The work of improving student success is complex, not just complicated, and the solutions to the relevant questions must be designed from scratch by understanding and then drawing on the characteristics of your own environment. In many ways, the challenge of promoting success for all students is a "wicked problem." As Marshall (2015) puts it,

"A problem becomes wicked when it is a symptom of a large chain of adjacent issues, with multiple partners, whose understanding of the problem is also dependent upon their own different ideas for solving it...Each approach will generate different responses, different ways to share the costs, and especially different language with which to justify action." (p. 97)

A wicked problem does not respond to familiar and well-practiced solutions. There is never a single cause; there is never a single tried and true strategy to employ. To complicate things further, the problem keeps changing as we examine it and seems to adapt to any strategy employed to solve it, taking on new dimensions that need to be studied and managed. All of these characteristics make wicked problems resistant to many straight-forward efforts to resolve them.

A campus community is usually made up of a number of discrete units, each with a distinctive way of defining problems and each with a different toolkit for addressing problems it identifies. Students come in with a wide assortment of strengths and challenges and every campus has a whole array of support efforts underway at any given time.

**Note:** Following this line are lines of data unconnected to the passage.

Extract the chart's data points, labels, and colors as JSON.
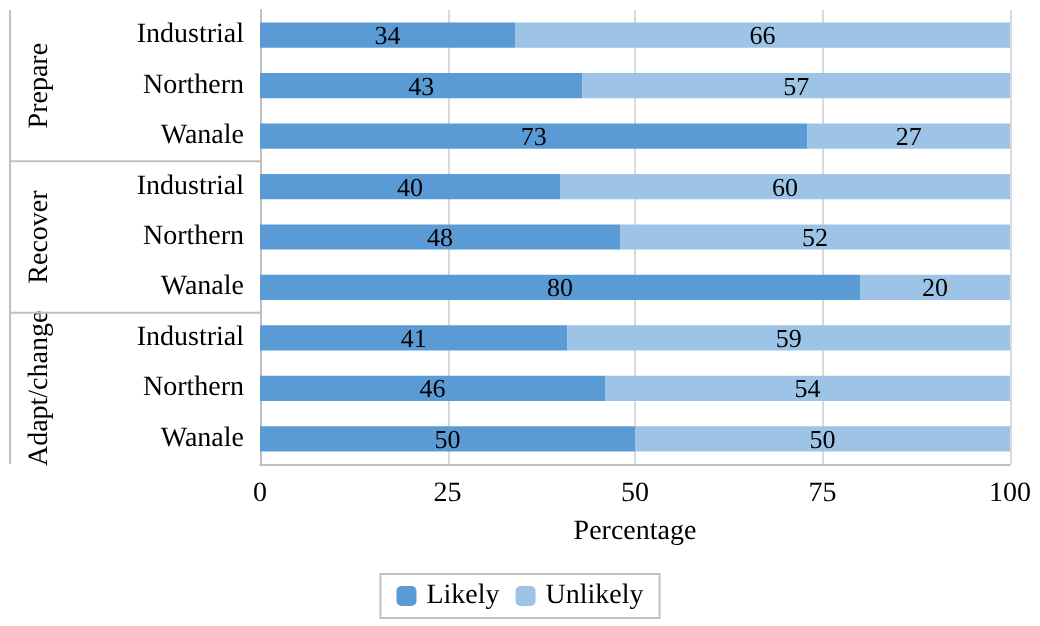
{
  "chart_data": {
    "type": "bar",
    "orientation": "horizontal",
    "stacked": true,
    "categories": [
      "Industrial",
      "Northern",
      "Wanale",
      "Industrial",
      "Northern",
      "Wanale",
      "Industrial",
      "Northern",
      "Wanale"
    ],
    "series": [
      {
        "name": "Likely",
        "color": "#5b9bd5",
        "values": [
          34,
          43,
          73,
          40,
          48,
          80,
          41,
          46,
          50
        ]
      },
      {
        "name": "Unlikely",
        "color": "#9dc3e6",
        "values": [
          66,
          57,
          27,
          60,
          52,
          20,
          59,
          54,
          50
        ]
      }
    ],
    "annotations": [
      "Prepare",
      "Recover",
      "Adapt/change"
    ],
    "xlabel": "Percentage",
    "xlim": [
      0,
      100
    ],
    "xticks": [
      0,
      25,
      50,
      75,
      100
    ],
    "grid": "x",
    "legend": "bottom",
    "data_labels": true
  }
}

In addition, most campuses are only slowly beginning to move away from a focus on individual work to collaborative work and from "my questions" to "our questions." A more systemic way of thinking that draws upon the people, ideas, and intellectual tools and insights that are offered by a diverse campus community is emerging as a new generation of scholars come into the Academy. However, collaboration and a culture of experimentation and inquiry are not yet a dominant feature of most campus cultures. All of these characteristics make it difficult if not impossible to offer general guidance about the introduction and development of new ways to approach the curriculum and to foster student success in equitable ways.

Rittel and Webber (1973) are credited with first articulating the concept of a wicked problem. Heifetz et al (2009) offer wise advice on how to solve problems which they termed "adaptive." According to these observers, "technical" or "tame problems" can be solved with a distinctive set of steps, regardless of context -- understand the nature of the problem, gather information about the issue, pull the information together to characterize the problem and how it manifests itself, then work out and apply well-researched and effective solutions. Unfortunately, a problem like student success is clearly not a "tame" problem. These kinds of complex problems require a very different approach, to frame the problem itself, to gather the capacity to address it in a multidisciplinary way, and then reflect upon and learn from the solutions that are used.

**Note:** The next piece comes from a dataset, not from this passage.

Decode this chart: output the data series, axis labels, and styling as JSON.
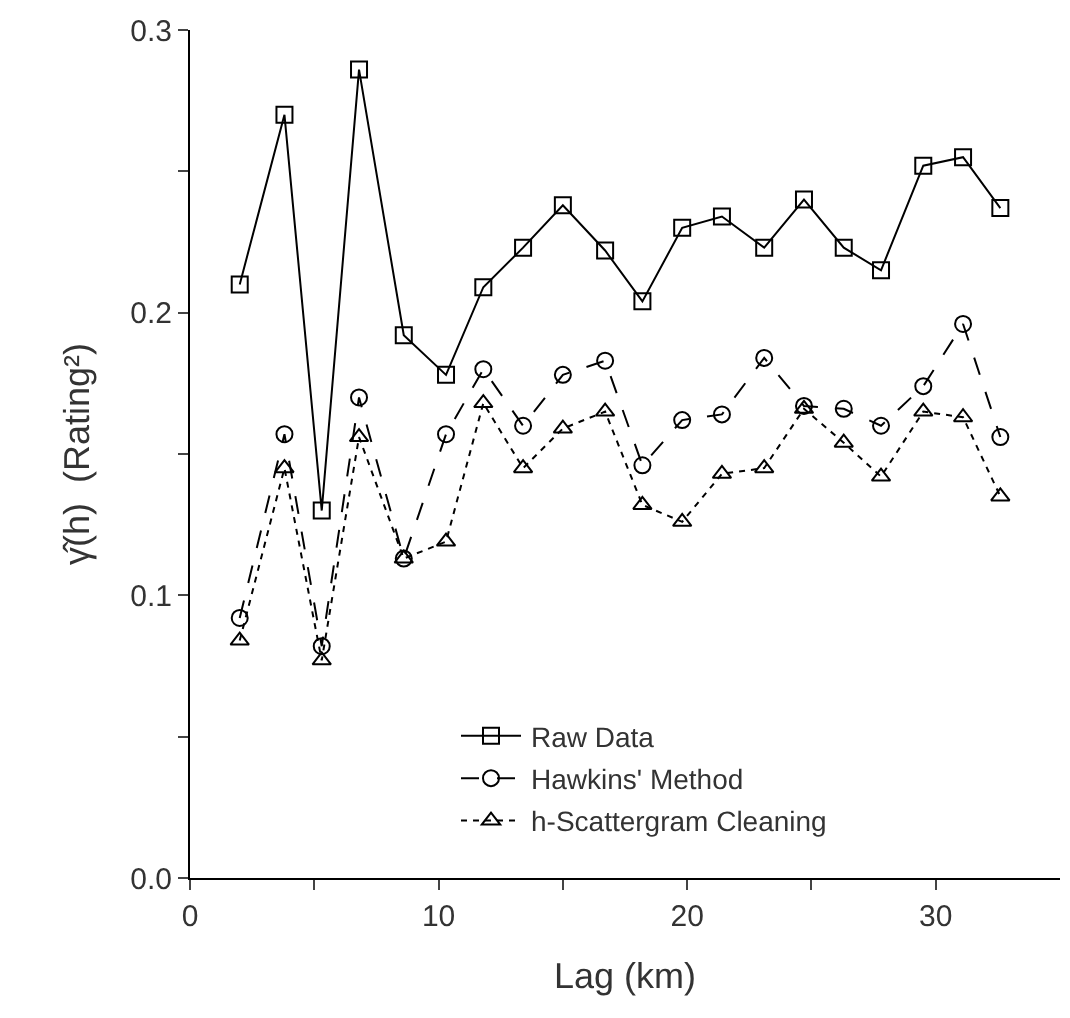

Making your way in a relatively unfamiliar environment beyond your own department or program and often beyond what you know from your own experiences requires learning how to read your environment and negotiate it effectively. Your success is connected in some essential ways to the challenges that your students face when they try to navigate the unfamiliar environment of your institution. Your experience is probably giving you greater appreciation for what they encounter every day.

See Also: Measuring Progress

Exercise: What does student success mean at your institution and how does your campus measure success?

Reflect on the following questions to explore how your campus measures student success:

  • How do you think about student success and how has that shaped your own approach?
  • How do other faculty talk about student success?
  • What assumptions do they make about why some students thrive and others do not?
  • Who has been involved in other efforts to improve the student experience and educate your students for a changing world?
  • Did they find those efforts engaging and meaningful?
  • If people talk about those other projects and efforts, how do they describe them? What kinds of language do they use?
  • How might your experience fit into the pattern of change efforts focused on student success? What have you to offer? What have you to gain from a closer connection to other projects and efforts?
  • What guidance can you gain from how other efforts turned out and how people talk about them now? Where are the cultural landmines on your campus?
Related Resource:
Defining Strong Departments »

References

Heifetz, R., A. Grashow, and M. Linsky. (2009) The Practice of Adaptive Leadership. Tools and Tactics for Changing Your Organization and the World. Boston: Harvard Business Press. 326 pages.

Marshall, G. (2015) Don't Even Think About It. Why Our Brains are Wired to Ignore Climate Change. Bloomsbury Press. 260 pages.

Rittel, H.W.J. and M.M. Webber (1973) Dilemmas in a General Theory of Planning. Policy Sciences 4:155-169.